Redevelopment Agency Bids Farewell to Critic

Mildred Weller spent the last decade as the proverbial wrench in the gears of the Community Redevelopment Agency, taking powerful politicians to court, badgering bureaucrats and even reducing one city official to tears.

As president of North Hollywood Concerned Citizens and a member of the Project Area Committee, Weller was the agency's chief critic in North Hollywood, charging it failed to revitalize a community despite spending more than $110 million.

But Weller has fired off her last scathing letter and pounded her last table.

She and her husband, Ed, have sold their North Hollywood office building and packed their marketing business off to what she hopes will be greener pastures in Tucson.

Weller said her disgust with the lack of progress by the agency in staving off the spread of blight in North Hollywood was a key factor in her decision to move out of state.

"The city is totally dysfunctional," Weller said. "I was born in Los Angeles, and I saw a beautiful city turned into a ghetto."

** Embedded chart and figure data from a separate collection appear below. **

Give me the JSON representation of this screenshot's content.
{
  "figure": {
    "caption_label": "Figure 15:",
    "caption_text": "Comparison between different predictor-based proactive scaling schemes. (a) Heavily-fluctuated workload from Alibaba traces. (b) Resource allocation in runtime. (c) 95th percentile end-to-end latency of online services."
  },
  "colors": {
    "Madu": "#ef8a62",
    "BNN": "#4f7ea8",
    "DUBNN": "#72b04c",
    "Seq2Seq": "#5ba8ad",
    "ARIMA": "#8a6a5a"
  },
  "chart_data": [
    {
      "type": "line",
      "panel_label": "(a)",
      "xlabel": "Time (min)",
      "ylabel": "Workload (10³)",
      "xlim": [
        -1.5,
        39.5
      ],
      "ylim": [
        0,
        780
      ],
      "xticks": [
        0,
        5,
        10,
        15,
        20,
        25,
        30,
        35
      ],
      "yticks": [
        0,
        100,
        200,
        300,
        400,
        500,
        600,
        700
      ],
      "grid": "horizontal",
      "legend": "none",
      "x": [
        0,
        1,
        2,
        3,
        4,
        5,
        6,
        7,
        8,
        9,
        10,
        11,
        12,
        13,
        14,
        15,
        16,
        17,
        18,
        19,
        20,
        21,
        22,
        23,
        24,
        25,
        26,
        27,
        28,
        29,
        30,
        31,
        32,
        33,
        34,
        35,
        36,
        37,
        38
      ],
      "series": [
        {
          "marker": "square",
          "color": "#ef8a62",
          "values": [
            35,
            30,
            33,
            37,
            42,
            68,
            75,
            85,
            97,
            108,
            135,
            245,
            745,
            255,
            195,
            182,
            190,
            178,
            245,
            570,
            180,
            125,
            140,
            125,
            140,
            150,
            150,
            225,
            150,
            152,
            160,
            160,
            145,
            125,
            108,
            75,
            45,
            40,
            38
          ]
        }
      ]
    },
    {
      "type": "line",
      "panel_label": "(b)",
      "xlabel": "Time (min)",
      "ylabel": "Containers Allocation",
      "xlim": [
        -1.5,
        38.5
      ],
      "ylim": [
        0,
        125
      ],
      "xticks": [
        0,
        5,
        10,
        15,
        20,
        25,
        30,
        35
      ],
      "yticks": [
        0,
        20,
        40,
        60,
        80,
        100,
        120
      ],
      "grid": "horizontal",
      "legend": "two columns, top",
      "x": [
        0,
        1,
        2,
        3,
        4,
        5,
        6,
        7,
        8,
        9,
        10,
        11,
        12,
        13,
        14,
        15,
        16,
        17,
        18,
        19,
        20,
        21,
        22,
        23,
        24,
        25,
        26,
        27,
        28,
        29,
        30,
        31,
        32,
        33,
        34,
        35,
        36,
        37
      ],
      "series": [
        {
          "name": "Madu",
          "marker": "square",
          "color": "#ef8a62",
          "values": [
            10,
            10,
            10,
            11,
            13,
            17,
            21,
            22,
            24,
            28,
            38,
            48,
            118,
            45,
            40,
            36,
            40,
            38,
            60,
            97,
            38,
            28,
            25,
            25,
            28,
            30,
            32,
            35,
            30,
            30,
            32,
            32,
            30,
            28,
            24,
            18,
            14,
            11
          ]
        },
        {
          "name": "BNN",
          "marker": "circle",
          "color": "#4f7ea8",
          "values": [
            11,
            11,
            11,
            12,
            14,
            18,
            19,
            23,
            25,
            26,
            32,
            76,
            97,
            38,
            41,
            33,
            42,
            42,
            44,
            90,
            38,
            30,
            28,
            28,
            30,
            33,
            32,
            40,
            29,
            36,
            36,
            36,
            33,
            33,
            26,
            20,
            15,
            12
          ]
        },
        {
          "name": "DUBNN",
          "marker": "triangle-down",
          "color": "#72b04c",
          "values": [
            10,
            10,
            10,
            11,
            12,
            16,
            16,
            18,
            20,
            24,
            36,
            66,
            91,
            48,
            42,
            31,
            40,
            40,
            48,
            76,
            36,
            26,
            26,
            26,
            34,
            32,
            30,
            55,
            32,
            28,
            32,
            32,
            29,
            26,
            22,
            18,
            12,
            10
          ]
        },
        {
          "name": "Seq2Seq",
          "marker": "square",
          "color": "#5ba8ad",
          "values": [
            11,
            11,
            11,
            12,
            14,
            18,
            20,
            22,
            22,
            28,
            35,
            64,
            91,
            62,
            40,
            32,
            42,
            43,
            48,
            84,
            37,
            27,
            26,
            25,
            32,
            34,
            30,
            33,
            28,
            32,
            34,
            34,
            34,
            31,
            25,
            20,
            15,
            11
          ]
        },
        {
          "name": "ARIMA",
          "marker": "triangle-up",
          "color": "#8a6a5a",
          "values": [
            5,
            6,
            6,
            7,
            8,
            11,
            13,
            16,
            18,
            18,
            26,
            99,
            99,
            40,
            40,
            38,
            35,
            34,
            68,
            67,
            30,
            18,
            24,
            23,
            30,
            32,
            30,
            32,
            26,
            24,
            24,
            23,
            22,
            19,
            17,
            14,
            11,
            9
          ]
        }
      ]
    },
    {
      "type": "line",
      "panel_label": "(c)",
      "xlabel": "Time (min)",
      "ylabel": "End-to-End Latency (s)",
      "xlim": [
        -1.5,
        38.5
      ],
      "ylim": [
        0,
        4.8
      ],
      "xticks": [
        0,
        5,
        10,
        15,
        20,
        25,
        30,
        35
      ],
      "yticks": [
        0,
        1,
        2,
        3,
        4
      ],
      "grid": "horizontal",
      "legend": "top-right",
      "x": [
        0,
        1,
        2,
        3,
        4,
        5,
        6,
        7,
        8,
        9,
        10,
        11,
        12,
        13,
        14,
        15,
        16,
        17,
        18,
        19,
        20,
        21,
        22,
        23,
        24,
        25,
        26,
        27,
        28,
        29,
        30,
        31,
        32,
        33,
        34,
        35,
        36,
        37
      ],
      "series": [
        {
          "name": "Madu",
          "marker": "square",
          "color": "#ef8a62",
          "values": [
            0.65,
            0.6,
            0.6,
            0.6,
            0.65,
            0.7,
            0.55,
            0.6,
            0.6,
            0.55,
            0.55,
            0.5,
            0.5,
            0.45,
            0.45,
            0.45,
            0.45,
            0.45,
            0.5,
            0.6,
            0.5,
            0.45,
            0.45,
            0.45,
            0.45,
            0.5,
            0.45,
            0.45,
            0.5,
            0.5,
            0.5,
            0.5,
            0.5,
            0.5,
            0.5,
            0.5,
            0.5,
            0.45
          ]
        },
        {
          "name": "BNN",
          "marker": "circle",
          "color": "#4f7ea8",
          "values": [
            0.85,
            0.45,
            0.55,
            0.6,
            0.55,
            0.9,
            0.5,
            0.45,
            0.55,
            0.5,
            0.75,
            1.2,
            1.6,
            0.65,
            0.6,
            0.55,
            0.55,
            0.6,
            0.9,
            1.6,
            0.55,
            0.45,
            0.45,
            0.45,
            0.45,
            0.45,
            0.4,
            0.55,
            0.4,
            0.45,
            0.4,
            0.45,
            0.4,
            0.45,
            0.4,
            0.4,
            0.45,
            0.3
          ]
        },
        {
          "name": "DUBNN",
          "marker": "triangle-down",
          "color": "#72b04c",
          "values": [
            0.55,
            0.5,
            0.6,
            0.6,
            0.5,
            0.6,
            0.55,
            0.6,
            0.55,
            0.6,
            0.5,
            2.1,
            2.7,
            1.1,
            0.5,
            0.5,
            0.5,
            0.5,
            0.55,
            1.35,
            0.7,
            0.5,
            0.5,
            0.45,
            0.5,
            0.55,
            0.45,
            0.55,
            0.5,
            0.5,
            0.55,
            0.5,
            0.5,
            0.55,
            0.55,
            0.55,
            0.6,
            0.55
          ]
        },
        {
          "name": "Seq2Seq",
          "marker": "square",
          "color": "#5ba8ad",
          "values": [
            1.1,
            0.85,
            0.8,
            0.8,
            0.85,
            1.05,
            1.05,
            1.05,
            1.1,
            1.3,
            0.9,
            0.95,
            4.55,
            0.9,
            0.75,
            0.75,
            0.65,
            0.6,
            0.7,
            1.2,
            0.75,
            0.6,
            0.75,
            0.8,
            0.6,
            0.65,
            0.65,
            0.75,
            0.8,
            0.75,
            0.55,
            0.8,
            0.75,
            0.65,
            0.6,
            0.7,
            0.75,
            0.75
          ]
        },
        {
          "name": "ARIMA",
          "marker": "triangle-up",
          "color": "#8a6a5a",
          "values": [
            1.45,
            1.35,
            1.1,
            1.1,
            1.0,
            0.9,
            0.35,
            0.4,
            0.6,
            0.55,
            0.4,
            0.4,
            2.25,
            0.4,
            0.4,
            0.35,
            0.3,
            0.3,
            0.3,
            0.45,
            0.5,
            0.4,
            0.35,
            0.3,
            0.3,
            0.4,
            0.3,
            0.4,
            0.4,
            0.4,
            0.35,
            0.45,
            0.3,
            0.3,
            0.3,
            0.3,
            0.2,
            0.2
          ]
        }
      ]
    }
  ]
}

Some North Hollywood civic leaders privately welcome Weller's departure, saying she was an obstructionist.

Others regret her leaving. They say she could be an asset now that the MTA has opened a new subway station and a developer has proposed a major entertainment and office complex.

"I hope she will come back and visit in two years and be pleasantly surprised," said Loretta Dash, president of the Universal City/North Hollywood Chamber of Commerce.

Dash politely said she and Weller "had different perspectives."

But others said Weller kept the city agency from running roughshod over homeowners and merchants in the area, energizing the community to stand up for its rights.

"She had a tremendous impact," said Glenn Hoiby, who chairs the North Hollywood Project Area Committee, created by the City Council to oversee redevelopment. "She put in hundreds of hours to get people involved in what was going on."

Weller said she feels she served as a check on the CRA's easily misused powers.

"I got them to be more realistic about what they do by exposing their failures," she said.

A stickler for detail, Weller recently turned over to other activists more than 40 boxes of documents she had collected in her decade-long battle against the CRA.

Hoiby has been elected to replace Weller as president of the 40-member North Hollywood Concerned Citizens, and has vowed to keep up the pressure.